"Then I won't try to make it." And Nan went on, "Do you spell scanned with one n or two?" she asked after a while.
"With two, dear."
Nan set to work again. After a time she looked up anxiously. "Does cheap sound very badly in a poem?"
"It depends. I can tell better when I see."
"I'll have to leave it," said Nan. "There isn't any other word that will rhyme and make sense.
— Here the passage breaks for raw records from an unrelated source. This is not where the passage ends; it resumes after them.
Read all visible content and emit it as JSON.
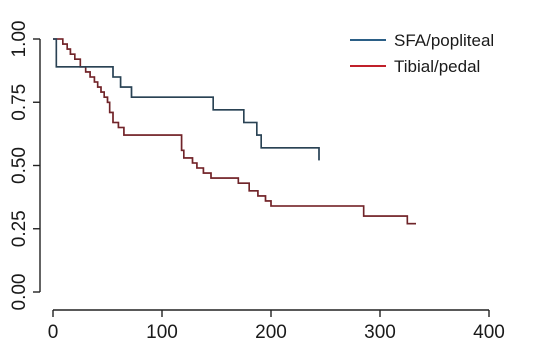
{
  "chart_data": {
    "type": "line",
    "step": true,
    "title": "",
    "xlabel": "",
    "ylabel": "",
    "xlim": [
      0,
      400
    ],
    "ylim": [
      0,
      1
    ],
    "x_ticks": [
      0,
      100,
      200,
      300,
      400
    ],
    "x_tick_labels": [
      "0",
      "100",
      "200",
      "300",
      "400"
    ],
    "y_ticks": [
      0,
      0.25,
      0.5,
      0.75,
      1
    ],
    "y_tick_labels": [
      "0.00",
      "0.25",
      "0.50",
      "0.75",
      "1.00"
    ],
    "grid": false,
    "legend_position": "top-right",
    "series": [
      {
        "name": "SFA/popliteal",
        "color": "#2b5f86",
        "x": [
          0,
          3,
          55,
          62,
          72,
          147,
          175,
          187,
          191,
          244,
          244
        ],
        "y": [
          1.0,
          0.89,
          0.85,
          0.81,
          0.77,
          0.72,
          0.67,
          0.62,
          0.57,
          0.57,
          0.52
        ]
      },
      {
        "name": "Tibial/pedal",
        "color": "#c0202a",
        "x": [
          0,
          9,
          13,
          16,
          20,
          25,
          30,
          34,
          38,
          41,
          44,
          47,
          50,
          52,
          55,
          60,
          65,
          118,
          120,
          128,
          132,
          138,
          145,
          155,
          170,
          180,
          188,
          195,
          200,
          205,
          285,
          325,
          333
        ],
        "y": [
          1.0,
          0.98,
          0.96,
          0.94,
          0.92,
          0.89,
          0.87,
          0.85,
          0.83,
          0.81,
          0.79,
          0.77,
          0.75,
          0.71,
          0.67,
          0.65,
          0.62,
          0.56,
          0.53,
          0.51,
          0.49,
          0.47,
          0.45,
          0.45,
          0.43,
          0.4,
          0.38,
          0.36,
          0.34,
          0.34,
          0.3,
          0.27,
          0.27
        ]
      }
    ]
  }
}
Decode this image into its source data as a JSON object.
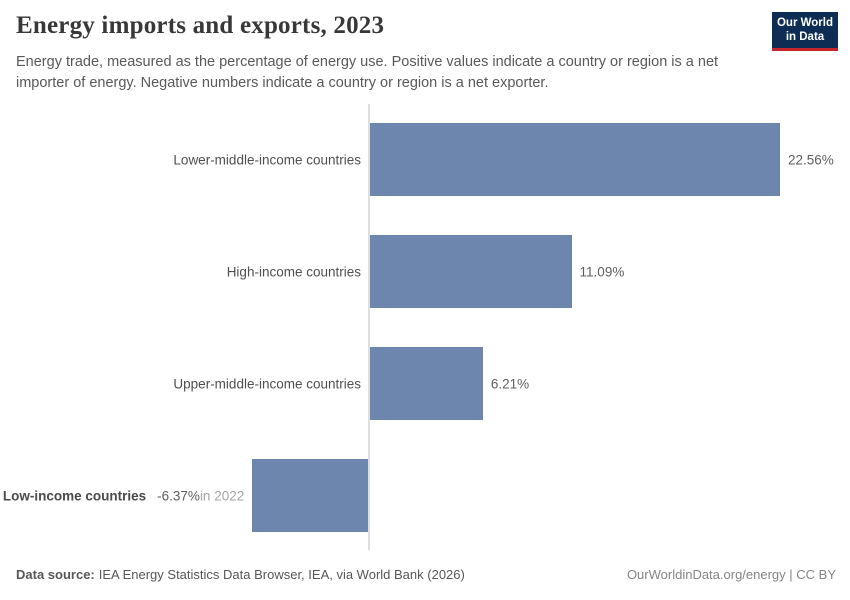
{
  "header": {
    "title": "Energy imports and exports, 2023",
    "subtitle": "Energy trade, measured as the percentage of energy use. Positive values indicate a country or region is a net importer of energy. Negative numbers indicate a country or region is a net exporter.",
    "logo": {
      "line1": "Our World",
      "line2": "in Data",
      "bg_color": "#0d2d54",
      "accent_color": "#c7252d"
    }
  },
  "chart_data": {
    "type": "bar",
    "orientation": "horizontal",
    "title": "Energy imports and exports, 2023",
    "categories": [
      "Lower-middle-income countries",
      "High-income countries",
      "Upper-middle-income countries",
      "Low-income countries"
    ],
    "values": [
      22.56,
      11.09,
      6.21,
      -6.37
    ],
    "value_labels": [
      "22.56%",
      "11.09%",
      "6.21%",
      "-6.37%"
    ],
    "value_suffixes": [
      "",
      "",
      "",
      "in 2022"
    ],
    "unit": "%",
    "xlim": [
      -6.37,
      22.56
    ],
    "grid": false,
    "legend": "none",
    "bar_color": "#6d86ad",
    "axis_line_color": "#dedede"
  },
  "footer": {
    "data_source_label": "Data source:",
    "data_source_text": "IEA Energy Statistics Data Browser, IEA, via World Bank (2026)",
    "attribution": "OurWorldinData.org/energy | CC BY"
  }
}
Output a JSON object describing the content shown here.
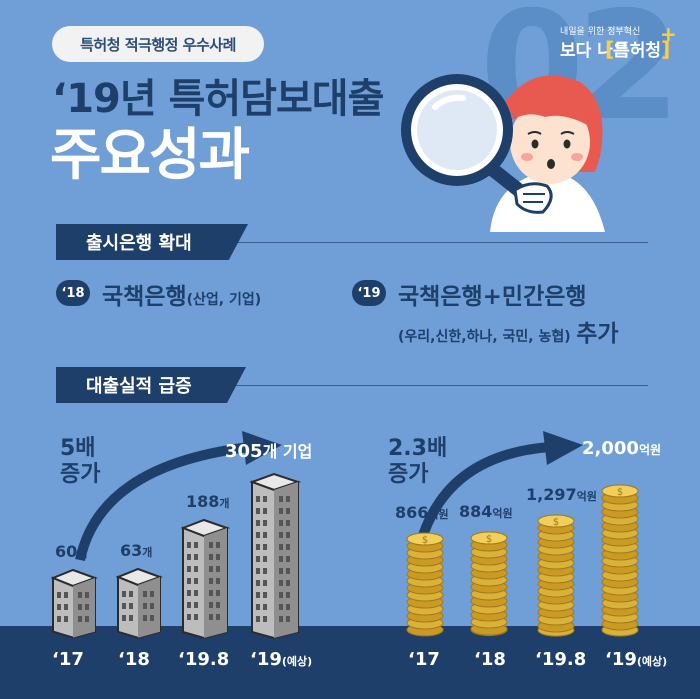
{
  "header": {
    "badge": "특허청 적극행정 우수사례",
    "title_line1": "‘19년 특허담보대출",
    "title_line2": "주요성과",
    "background_number": "02"
  },
  "logo": {
    "tagline": "내일을 위한 정부혁신",
    "slogan": "보다 나은",
    "brand": "특허청"
  },
  "section1": {
    "label": "출시은행 확대",
    "item1": {
      "year": "‘18",
      "main": "국책은행",
      "detail": "(산업, 기업)"
    },
    "item2": {
      "year": "‘19",
      "main": "국책은행+민간은행",
      "detail": "(우리,신한,하나, 국민, 농협)",
      "suffix": "추가"
    }
  },
  "section2": {
    "label": "대출실적 급증",
    "left": {
      "multiplier_line1": "5배",
      "multiplier_line2": "증가",
      "unit": "개",
      "final_unit": "개 기업",
      "values": [
        60,
        63,
        188,
        305
      ]
    },
    "right": {
      "multiplier_line1": "2.3배",
      "multiplier_line2": "증가",
      "unit": "억원",
      "values": [
        "866",
        "884",
        "1,297",
        "2,000"
      ]
    },
    "x_labels": [
      "‘17",
      "‘18",
      "‘19.8",
      "‘19"
    ],
    "last_label_note": "(예상)"
  },
  "colors": {
    "background": "#6f9fd6",
    "navy": "#1f3f6b",
    "accent": "#ffce3a",
    "building": "#c8c8c8",
    "coin": "#d9b23c"
  }
}
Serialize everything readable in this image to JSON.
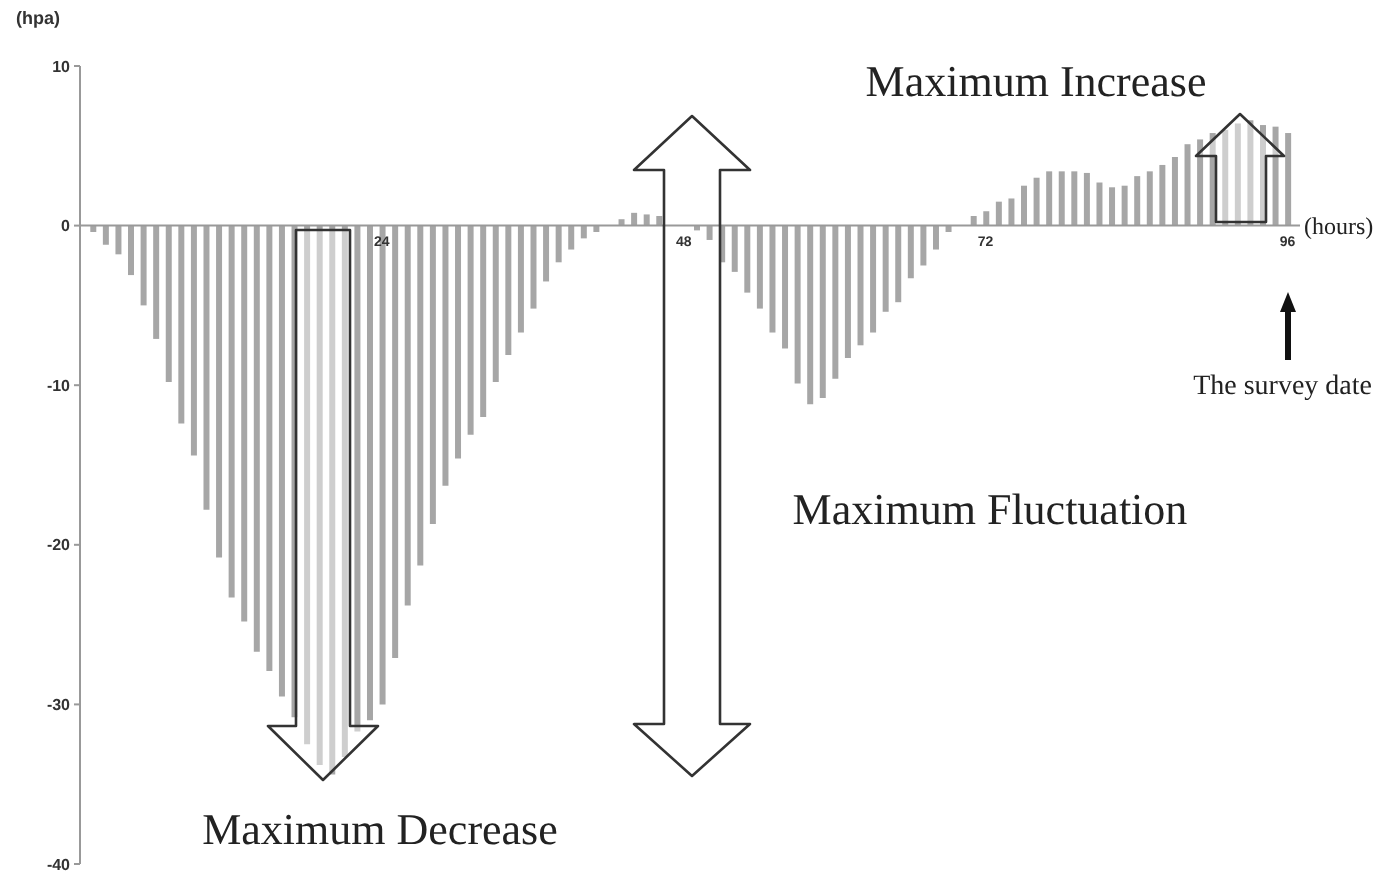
{
  "chart_data": {
    "type": "bar",
    "xlabel": "(hours)",
    "ylabel": "(hpa)",
    "x": [
      1,
      2,
      3,
      4,
      5,
      6,
      7,
      8,
      9,
      10,
      11,
      12,
      13,
      14,
      15,
      16,
      17,
      18,
      19,
      20,
      21,
      22,
      23,
      24,
      25,
      26,
      27,
      28,
      29,
      30,
      31,
      32,
      33,
      34,
      35,
      36,
      37,
      38,
      39,
      40,
      41,
      42,
      43,
      44,
      45,
      46,
      47,
      48,
      49,
      50,
      51,
      52,
      53,
      54,
      55,
      56,
      57,
      58,
      59,
      60,
      61,
      62,
      63,
      64,
      65,
      66,
      67,
      68,
      69,
      70,
      71,
      72,
      73,
      74,
      75,
      76,
      77,
      78,
      79,
      80,
      81,
      82,
      83,
      84,
      85,
      86,
      87,
      88,
      89,
      90,
      91,
      92,
      93,
      94,
      95,
      96
    ],
    "values": [
      -0.4,
      -1.2,
      -1.8,
      -3.1,
      -5.0,
      -7.1,
      -9.8,
      -12.4,
      -14.4,
      -17.8,
      -20.8,
      -23.3,
      -24.8,
      -26.7,
      -27.9,
      -29.5,
      -30.8,
      -32.5,
      -33.8,
      -34.4,
      -33.3,
      -31.7,
      -31.0,
      -30.0,
      -27.1,
      -23.8,
      -21.3,
      -18.7,
      -16.3,
      -14.6,
      -13.1,
      -12.0,
      -9.8,
      -8.1,
      -6.7,
      -5.2,
      -3.5,
      -2.3,
      -1.5,
      -0.8,
      -0.4,
      0,
      0.4,
      0.8,
      0.7,
      0.6,
      0,
      0,
      -0.3,
      -0.9,
      -2.3,
      -2.9,
      -4.2,
      -5.2,
      -6.7,
      -7.7,
      -9.9,
      -11.2,
      -10.8,
      -9.6,
      -8.3,
      -7.5,
      -6.7,
      -5.4,
      -4.8,
      -3.3,
      -2.5,
      -1.5,
      -0.4,
      0,
      0.6,
      0.9,
      1.5,
      1.7,
      2.5,
      3.0,
      3.4,
      3.4,
      3.4,
      3.3,
      2.7,
      2.4,
      2.5,
      3.1,
      3.4,
      3.8,
      4.3,
      5.1,
      5.4,
      5.8,
      6.0,
      6.4,
      6.6,
      6.3,
      6.2,
      5.8
    ],
    "color": "#a6a6a6",
    "xlim": [
      0,
      97
    ],
    "xticks": [
      24,
      48,
      72,
      96
    ],
    "ylim": [
      -40,
      10
    ],
    "yticks": [
      10,
      0,
      -10,
      -20,
      -30,
      -40
    ],
    "annotations": [
      "Maximum Increase",
      "Maximum Decrease",
      "Maximum Fluctuation",
      "The survey date"
    ]
  }
}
There, that's the very best I can do." She brought her paper to her aunt who read the following:
"I thought, what can I send to her
Who is so very dear to me?
Shall I search the skies above,
Or the sea?
Shall I travel east and west?
Shall I look from south to north?
Where's a gift to give my best,
Dearest mother?
"But the skies are very far,
And the sea is much too deep,
While to travel all the earth
Is not cheap.
So, when I had scanned the blue,
Looked around, below, above,
All that I could find for you
Was my love, mother."
Nan watched her aunt anxiously. "Will it do?" she asked, wistfully.
Her aunt read it over again. "You have caught the metre quite well," she said, "and——" She knew it could be improved, but she did not want to take the childishness from it so she said: "Yes, Nan, on the whole, I think it will do."
"And may I put words and music by Nannette Weston Corner?" the composer asked eagerly.